First Thoughts on Missile Defense (from Prague)

When I left the Foreign Ministry this afternoon, I saw a building on the square displaying a large banner saying "I'm for" and displaying a hand giving the v-for-victory sign with two rockets at the end of the fingers.

Should the Czech Republic host the radar components of a limited missile defense system designed to protect most of Europe from the possibility of a ballistic missile launch from Iran or another "rogue" state? This is one of the key foreign policy questions in terms of Prague's bilateral relationship with the United States.

Popular opposition to the proposal puts forward a variety of arguments; missile defense won't work; it will bring unwelcome attention to the Czech Republic; it will complicate Prague's relations with those European states that oppose the system as well as with Russia.

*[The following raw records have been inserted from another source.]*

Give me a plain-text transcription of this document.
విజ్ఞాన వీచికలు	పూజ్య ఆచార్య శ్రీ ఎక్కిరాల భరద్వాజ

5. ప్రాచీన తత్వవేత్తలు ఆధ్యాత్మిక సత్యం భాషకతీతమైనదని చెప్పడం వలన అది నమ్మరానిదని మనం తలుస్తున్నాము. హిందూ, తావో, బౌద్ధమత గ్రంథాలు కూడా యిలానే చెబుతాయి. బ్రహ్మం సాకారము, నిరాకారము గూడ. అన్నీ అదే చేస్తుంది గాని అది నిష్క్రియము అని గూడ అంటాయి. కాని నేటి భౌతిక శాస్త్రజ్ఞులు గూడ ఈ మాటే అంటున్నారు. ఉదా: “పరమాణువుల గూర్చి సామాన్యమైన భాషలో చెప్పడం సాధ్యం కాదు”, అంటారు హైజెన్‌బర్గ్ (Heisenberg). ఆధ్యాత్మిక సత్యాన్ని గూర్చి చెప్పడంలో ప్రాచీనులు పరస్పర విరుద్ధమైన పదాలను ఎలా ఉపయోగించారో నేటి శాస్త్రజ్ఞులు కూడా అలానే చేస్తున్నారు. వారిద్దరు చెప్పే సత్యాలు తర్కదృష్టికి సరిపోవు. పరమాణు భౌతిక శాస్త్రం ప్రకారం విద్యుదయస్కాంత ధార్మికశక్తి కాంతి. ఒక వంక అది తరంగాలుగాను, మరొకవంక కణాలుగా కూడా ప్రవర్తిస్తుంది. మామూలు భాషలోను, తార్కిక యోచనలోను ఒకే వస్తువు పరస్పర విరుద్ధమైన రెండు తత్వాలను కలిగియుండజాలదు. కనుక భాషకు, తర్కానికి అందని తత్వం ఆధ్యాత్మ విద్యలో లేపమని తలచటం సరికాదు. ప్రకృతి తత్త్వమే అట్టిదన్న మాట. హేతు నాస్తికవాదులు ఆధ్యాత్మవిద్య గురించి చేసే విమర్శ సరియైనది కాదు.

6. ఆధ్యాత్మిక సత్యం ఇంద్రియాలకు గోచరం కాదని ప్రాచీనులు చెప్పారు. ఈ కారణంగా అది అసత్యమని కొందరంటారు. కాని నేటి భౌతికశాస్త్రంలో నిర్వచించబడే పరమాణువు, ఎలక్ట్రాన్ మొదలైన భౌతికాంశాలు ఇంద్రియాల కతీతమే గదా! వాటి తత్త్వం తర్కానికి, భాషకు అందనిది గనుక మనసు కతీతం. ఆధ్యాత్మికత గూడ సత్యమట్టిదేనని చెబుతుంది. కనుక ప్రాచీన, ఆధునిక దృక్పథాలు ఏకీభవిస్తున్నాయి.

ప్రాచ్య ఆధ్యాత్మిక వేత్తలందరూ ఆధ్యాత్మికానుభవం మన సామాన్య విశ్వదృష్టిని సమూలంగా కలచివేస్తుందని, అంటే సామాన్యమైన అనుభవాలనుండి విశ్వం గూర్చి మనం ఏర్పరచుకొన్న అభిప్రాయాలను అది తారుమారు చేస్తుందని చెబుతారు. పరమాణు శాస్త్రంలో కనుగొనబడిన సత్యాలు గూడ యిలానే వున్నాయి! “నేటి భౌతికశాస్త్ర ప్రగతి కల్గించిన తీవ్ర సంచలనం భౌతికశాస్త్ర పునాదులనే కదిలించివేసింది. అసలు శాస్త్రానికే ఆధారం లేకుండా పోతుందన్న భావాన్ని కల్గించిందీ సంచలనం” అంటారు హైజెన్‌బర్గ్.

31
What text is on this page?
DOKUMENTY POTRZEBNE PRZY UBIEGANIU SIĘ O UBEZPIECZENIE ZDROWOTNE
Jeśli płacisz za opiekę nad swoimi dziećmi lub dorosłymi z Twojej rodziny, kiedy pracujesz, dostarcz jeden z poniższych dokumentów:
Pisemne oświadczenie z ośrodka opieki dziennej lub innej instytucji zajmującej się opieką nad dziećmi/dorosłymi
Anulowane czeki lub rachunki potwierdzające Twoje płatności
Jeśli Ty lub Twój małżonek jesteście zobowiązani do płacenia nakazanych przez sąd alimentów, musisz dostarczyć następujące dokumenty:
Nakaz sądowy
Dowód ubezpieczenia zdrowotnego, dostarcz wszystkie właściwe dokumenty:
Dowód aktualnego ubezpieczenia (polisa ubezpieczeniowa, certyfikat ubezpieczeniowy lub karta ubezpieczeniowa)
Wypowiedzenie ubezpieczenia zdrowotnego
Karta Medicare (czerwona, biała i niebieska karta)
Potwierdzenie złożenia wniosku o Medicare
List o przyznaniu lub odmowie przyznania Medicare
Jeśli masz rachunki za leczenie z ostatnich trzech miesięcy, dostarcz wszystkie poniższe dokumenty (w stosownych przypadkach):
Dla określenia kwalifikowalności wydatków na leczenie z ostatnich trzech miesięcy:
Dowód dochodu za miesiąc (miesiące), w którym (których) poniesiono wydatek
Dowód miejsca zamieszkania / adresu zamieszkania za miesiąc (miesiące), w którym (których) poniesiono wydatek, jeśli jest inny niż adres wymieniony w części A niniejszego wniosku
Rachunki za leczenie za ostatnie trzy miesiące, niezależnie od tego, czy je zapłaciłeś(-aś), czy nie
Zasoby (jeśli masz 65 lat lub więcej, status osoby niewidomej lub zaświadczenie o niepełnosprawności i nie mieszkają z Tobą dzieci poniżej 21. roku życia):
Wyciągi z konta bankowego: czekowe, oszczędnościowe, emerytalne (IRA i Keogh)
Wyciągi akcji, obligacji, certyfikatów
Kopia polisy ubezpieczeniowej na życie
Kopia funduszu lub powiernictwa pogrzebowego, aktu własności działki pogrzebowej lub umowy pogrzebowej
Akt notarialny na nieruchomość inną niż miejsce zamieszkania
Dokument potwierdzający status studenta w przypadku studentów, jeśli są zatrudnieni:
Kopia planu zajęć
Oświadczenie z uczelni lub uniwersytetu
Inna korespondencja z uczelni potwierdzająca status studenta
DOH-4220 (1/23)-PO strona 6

Within those in government and the legislature, the proposal does seem to enjoy a good deal of support across the board, but even here there are concerns. Some argue that the system needs to become a truly trans-Atlantic endeavor, perhaps even part of NATO. Others are concerned about a continued U.S. propensity to cherry-pick (my term, not theirs) among different European countries to advance its wishes rather than seeking a consensus approach that might require compromise.

And there are also concerns about U.S. steadfastness. Will Washington see this project through to the finish? Is there a bipartisan consensus behind this proposal among all major presidential candidates, so that there isn't an announcement in January 2009 that the system is now "under review" and possibly subject to cancellation?

Just some very short observations, which is just a taste of some of the opinions I have heard.

There are two deeper problems here.

First, if missile defense is necessary, then the logical implication is that Iran will obtain both nuclear weapons and long-range missiles no matter what America and Europe do. However, if the American and European aim is to deprive Iran of such capabilities, then logically a missile defense in Europe against Iran should be unnecessary.

Second, a limited missile defense can only be a temporary expedient if the built-in assumption is that it will be obsolete as Iran increases the size and sophistication of its missile arsenal.
That seems to be Kouchner's point, isn't it--show Iran the West is serious and put real pressure (and be ready for war if necessary) to end Iran's program, but then if that is the case then missile defense is a provocation.